Of course, anyone who's worked as an attorney knows that it's important to respect rights to privacy, and so does Assange: Wikileaks itself operates according to a strict NDA. A growing movement urging a "right to be forgotten" is to be commended for expanding those rights in some contexts. These developments may confound those who insist on absolutely open or closed systems as hallmarks of consistency. But Assange's sophisticated defenders, like Yochai Benkler, are working toward a balance of interests in the information environment:
[P]rivacy is at risk when there are powerful observers and vulnerable subjects. Transparency, by contrast, involves disclosure of information about powerful parties that weaker parties can use to check that power or its abuse.

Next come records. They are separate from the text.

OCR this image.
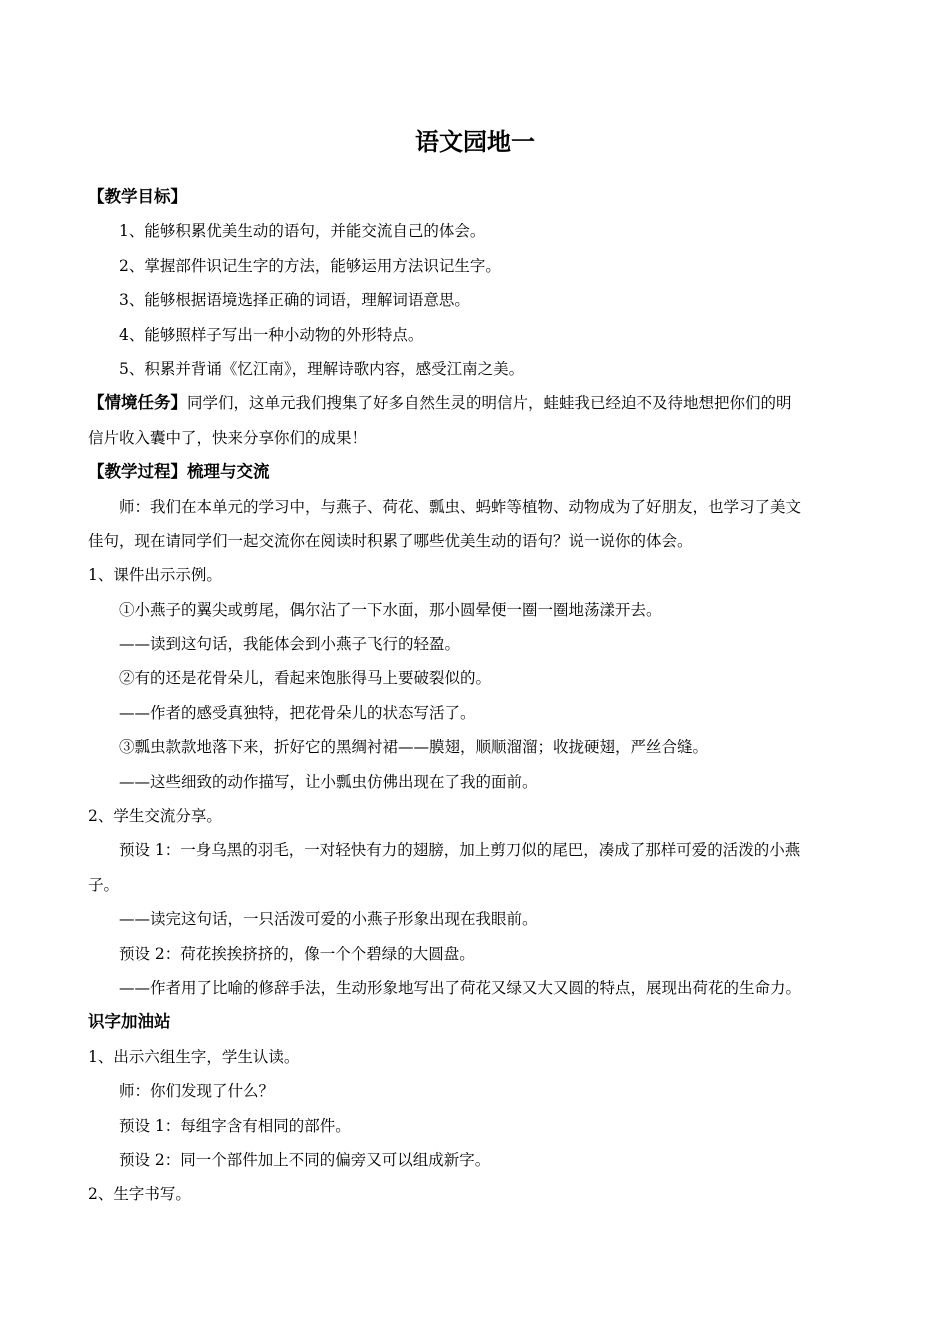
语文园地一
【教学目标】
1、能够积累优美生动的语句，并能交流自己的体会。
2、掌握部件识记生字的方法，能够运用方法识记生字。
3、能够根据语境选择正确的词语，理解词语意思。
4、能够照样子写出一种小动物的外形特点。
5、积累并背诵《忆江南》，理解诗歌内容，感受江南之美。
【情境任务】同学们，这单元我们搜集了好多自然生灵的明信片，蛙蛙我已经迫不及待地想把你们的明
信片收入囊中了，快来分享你们的成果！
【教学过程】梳理与交流
师：我们在本单元的学习中，与燕子、荷花、瓢虫、蚂蚱等植物、动物成为了好朋友，也学习了美文
佳句，现在请同学们一起交流你在阅读时积累了哪些优美生动的语句？说一说你的体会。
1、课件出示示例。
①小燕子的翼尖或剪尾，偶尔沾了一下水面，那小圆晕便一圈一圈地荡漾开去。
——读到这句话，我能体会到小燕子飞行的轻盈。
②有的还是花骨朵儿，看起来饱胀得马上要破裂似的。
——作者的感受真独特，把花骨朵儿的状态写活了。
③瓢虫款款地落下来，折好它的黑绸衬裙——膜翅，顺顺溜溜；收拢硬翅，严丝合缝。
——这些细致的动作描写，让小瓢虫仿佛出现在了我的面前。
2、学生交流分享。
预设 1：一身乌黑的羽毛，一对轻快有力的翅膀，加上剪刀似的尾巴，凑成了那样可爱的活泼的小燕
子。
——读完这句话，一只活泼可爱的小燕子形象出现在我眼前。
预设 2：荷花挨挨挤挤的，像一个个碧绿的大圆盘。
——作者用了比喻的修辞手法，生动形象地写出了荷花又绿又大又圆的特点，展现出荷花的生命力。
识字加油站
1、出示六组生字，学生认读。
师：你们发现了什么？
预设 1：每组字含有相同的部件。
预设 2：同一个部件加上不同的偏旁又可以组成新字。
2、生字书写。
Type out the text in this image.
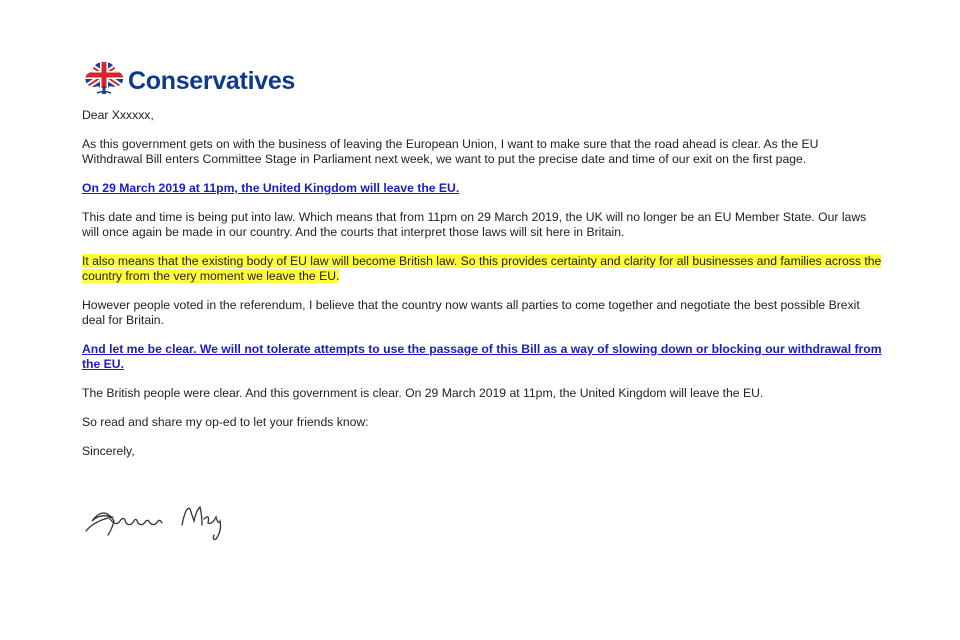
Conservatives

Dear Xxxxxx,

As this government gets on with the business of leaving the European Union, I want to make sure that the road ahead is clear. As the EU Withdrawal Bill enters Committee Stage in Parliament next week, we want to put the precise date and time of our exit on the first page.

On 29 March 2019 at 11pm, the United Kingdom will leave the EU.

This date and time is being put into law. Which means that from 11pm on 29 March 2019, the UK will no longer be an EU Member State. Our laws will once again be made in our country. And the courts that interpret those laws will sit here in Britain.

It also means that the existing body of EU law will become British law. So this provides certainty and clarity for all businesses and families across the country from the very moment we leave the EU.

However people voted in the referendum, I believe that the country now wants all parties to come together and negotiate the best possible Brexit deal for Britain.

And let me be clear. We will not tolerate attempts to use the passage of this Bill as a way of slowing down or blocking our withdrawal from the EU.

The British people were clear. And this government is clear. On 29 March 2019 at 11pm, the United Kingdom will leave the EU.

So read and share my op-ed to let your friends know:

Sincerely,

When we say that an act of information disclosure "threatens privacy" or "promises transparency," we are making a judgment about who has power and who is susceptible to it and how that power ought to be limited. The demise of privacy is already built into the structure of the commercially owned and operated Net. We have already made that "choice," at least in the sense of being socially and politically passive at crucial moments in the 1990s and early 2000s when key decisions were made. The technologies and practices epitomized by WikiLeaks serve as a compensating overlay on that privacy-denying platform.
Enormously powerful computing systems now aid corporations and law enforcement agencies in their quests for prediction and control. They could also accomplish the disclosure functions mentioned above. The question now is whether we, as a society, are as committed to the transparency project ("disclosure of information about powerful parties that weaker parties can use to check that power or its abuse") as "we" have been to the privacy-destroying aspects of internet intermediaries that endlessly track and profile their users. It's not surprising that resource extraction companies, big campaign donors, and CEOs are vigorously fighting disclosure. Occasionally inequality and abuse become so grotesque that they can't be defended; they can only be hidden.